From 97a56888e373363c6c5cd1211701939f76967ab3 Mon Sep 17 00:00:00 2001
From: lucidrains <lucidrains@gmail.com>
Date: Fri, 25 Aug 2023 17:14:07 -0700
Subject: [PATCH] add ability to use differentiable topk

---
 setup.py                         |  2 +-
 st_moe_pytorch/st_moe_pytorch.py | 43 +++++++++++++++++++++++---------
 2 files changed, 32 insertions(+), 13 deletions(-)

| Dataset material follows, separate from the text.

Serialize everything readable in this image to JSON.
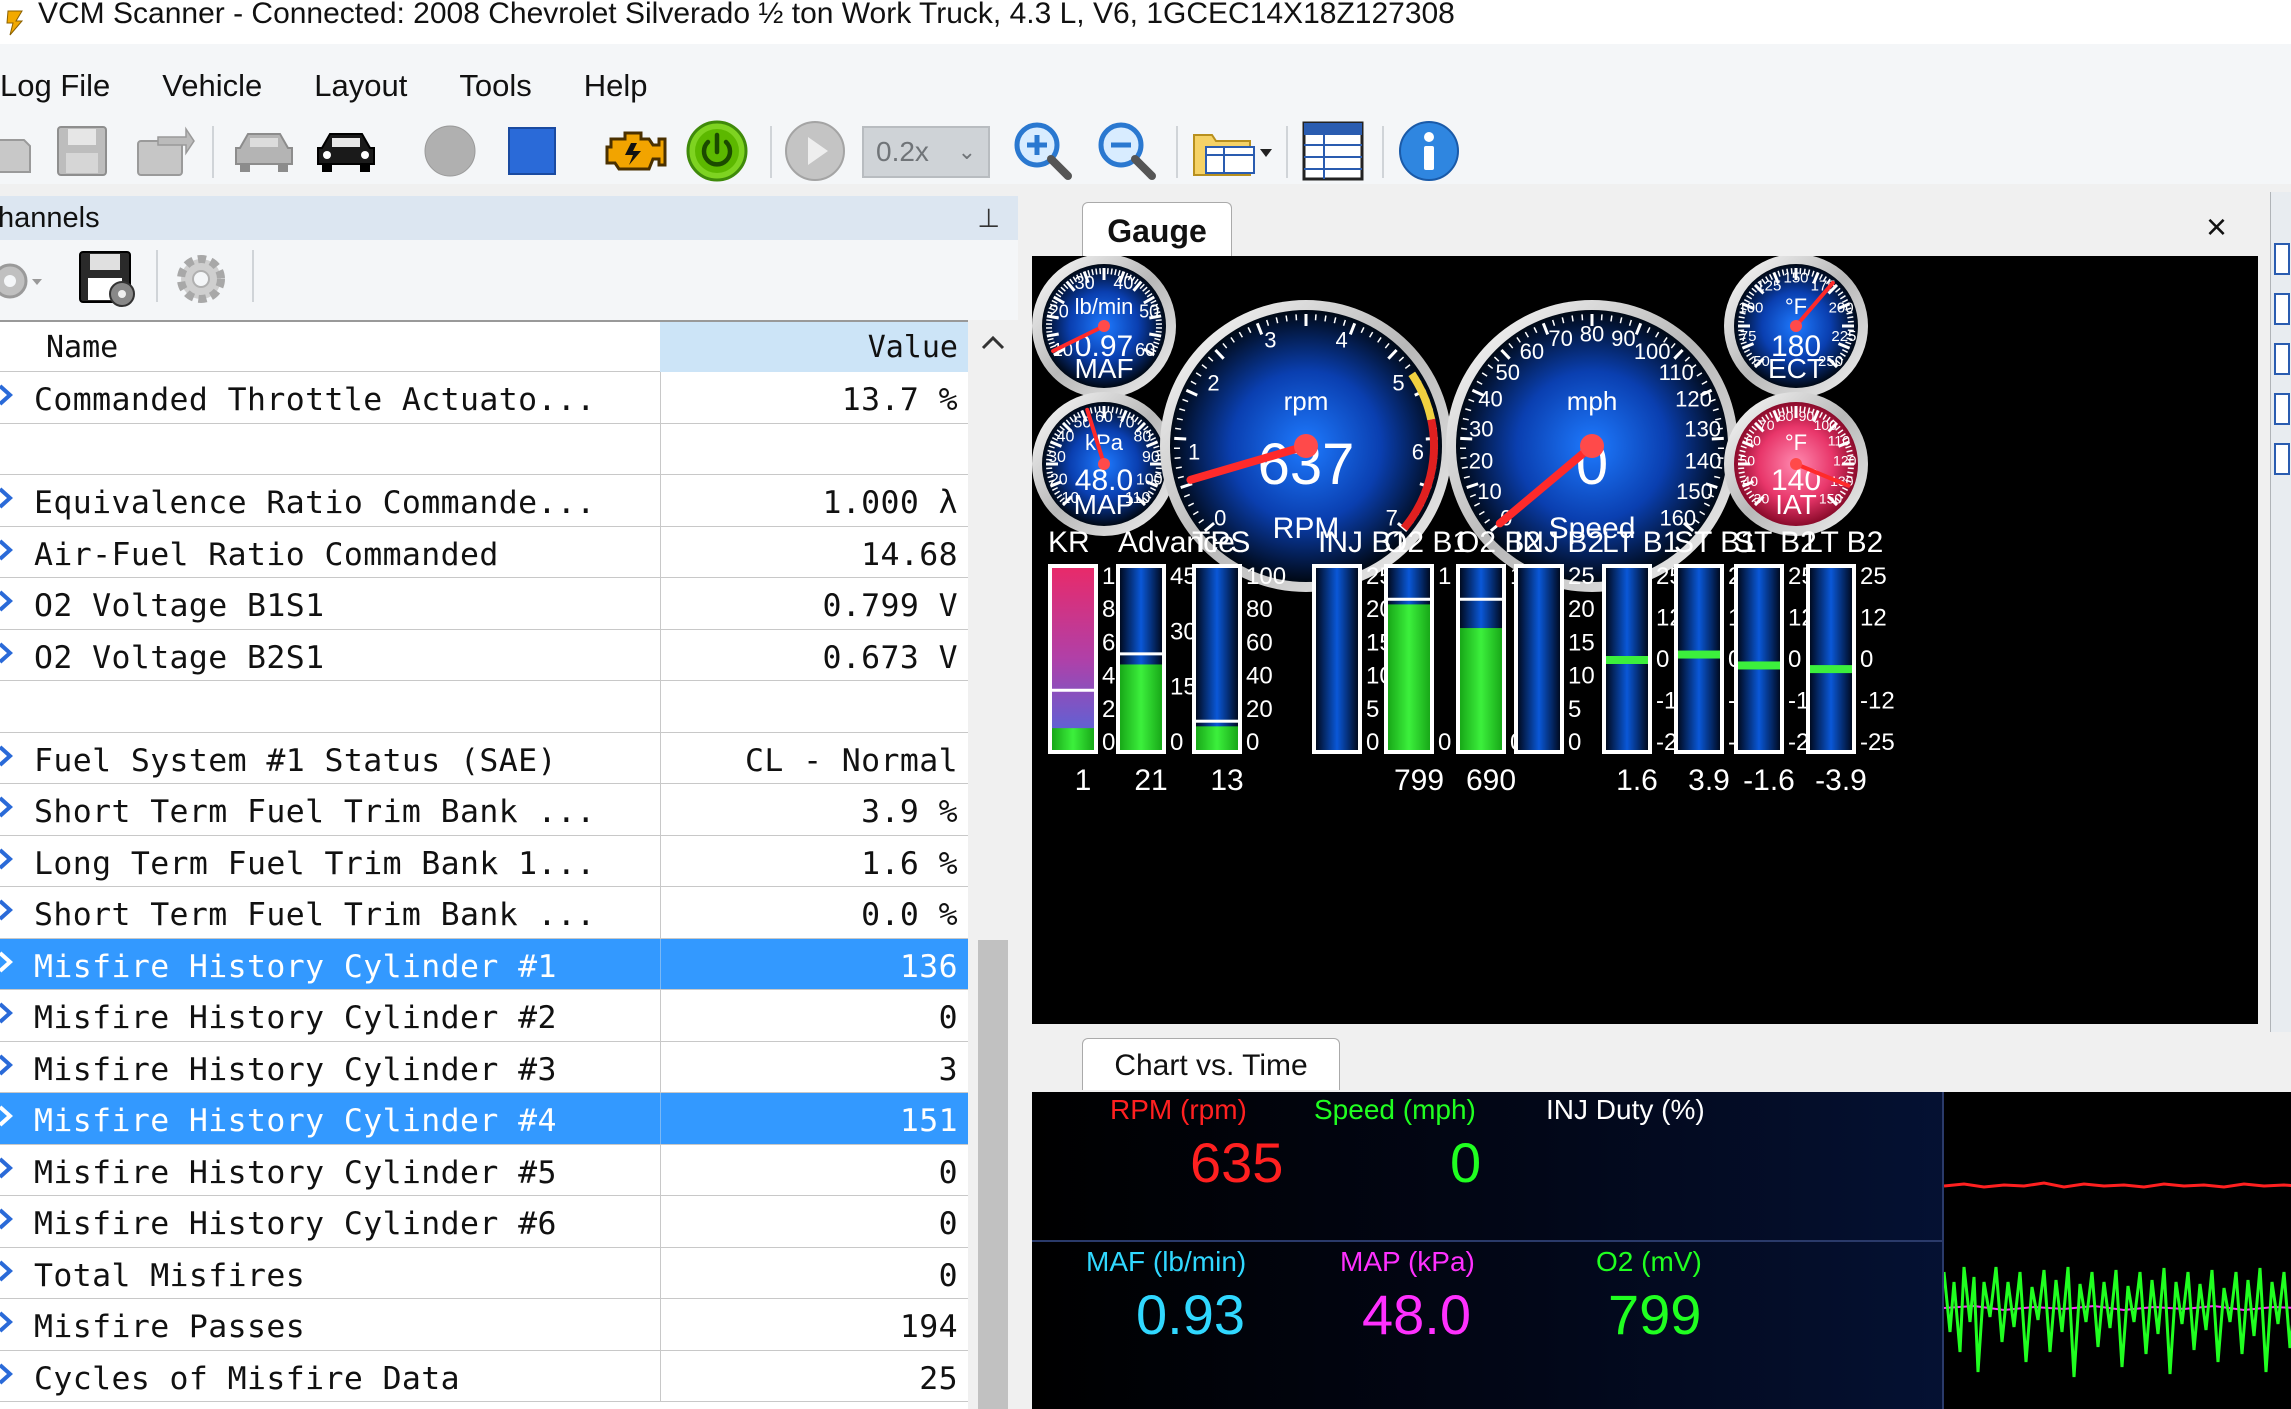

diff --git a/setup.py b/setup.py
index a3e1055..602dea8 100644
--- a/setup.py
+++ b/setup.py
@@ -3,7 +3,7 @@
 setup(
   name = 'st-moe-pytorch',
   packages = find_packages(exclude=[]),
-  version = '0.0.21',
+  version = '0.0.22',
   license='MIT',
   description = 'ST - Mixture of Experts - Pytorch',
   author = 'Phil Wang',
diff --git a/st_moe_pytorch/st_moe_pytorch.py b/st_moe_pytorch/st_moe_pytorch.py
index 0bb5319..01ddd85 100644
--- a/st_moe_pytorch/st_moe_pytorch.py
+++ b/st_moe_pytorch/st_moe_pytorch.py
@@ -11,7 +11,7 @@
 
 from einops import rearrange, repeat, reduce, pack, unpack
 
-from colt5_attention import topk as differentiable_topk
+from colt5_attention import topk as maybe_differentiable_topk
 
 # constants
 
@@ -156,13 +156,23 @@ def __init__(
         threshold_eval: Union[float, Tuple[float, ...]] = 0.2,
         capacity_factor_train = 1.25,
         capacity_factor_eval = 2.,
-        straight_through_dispatch_tensor = True
+        straight_through_dispatch_tensor = True,
+        differentiable_topk = False,
+        differentiable_topk_fused = True
     ):
         super().__init__()
         self.eps = eps
         self.num_gates = num_gates
         self.to_gates = nn.Linear(dim, num_gates, bias = False)
 
+        self.differentiable_topk = differentiable_topk
+
+        self.topk = partial(
+            maybe_differentiable_topk,
+            non_differentiable = not differentiable_topk,
+            fused = differentiable_topk_fused # use triton fused coordinate descent if possible by default
+        )
+
         assert top_n >= 2, 'must be 2 or more experts'
         self.top_n = top_n
         top_n_minus_1 = top_n - 1
@@ -214,7 +224,17 @@ def forward(self, x):
 
         # find top N experts per position
 
-        gates, gate_indices = raw_gates.topk(k = top_n, dim = -1)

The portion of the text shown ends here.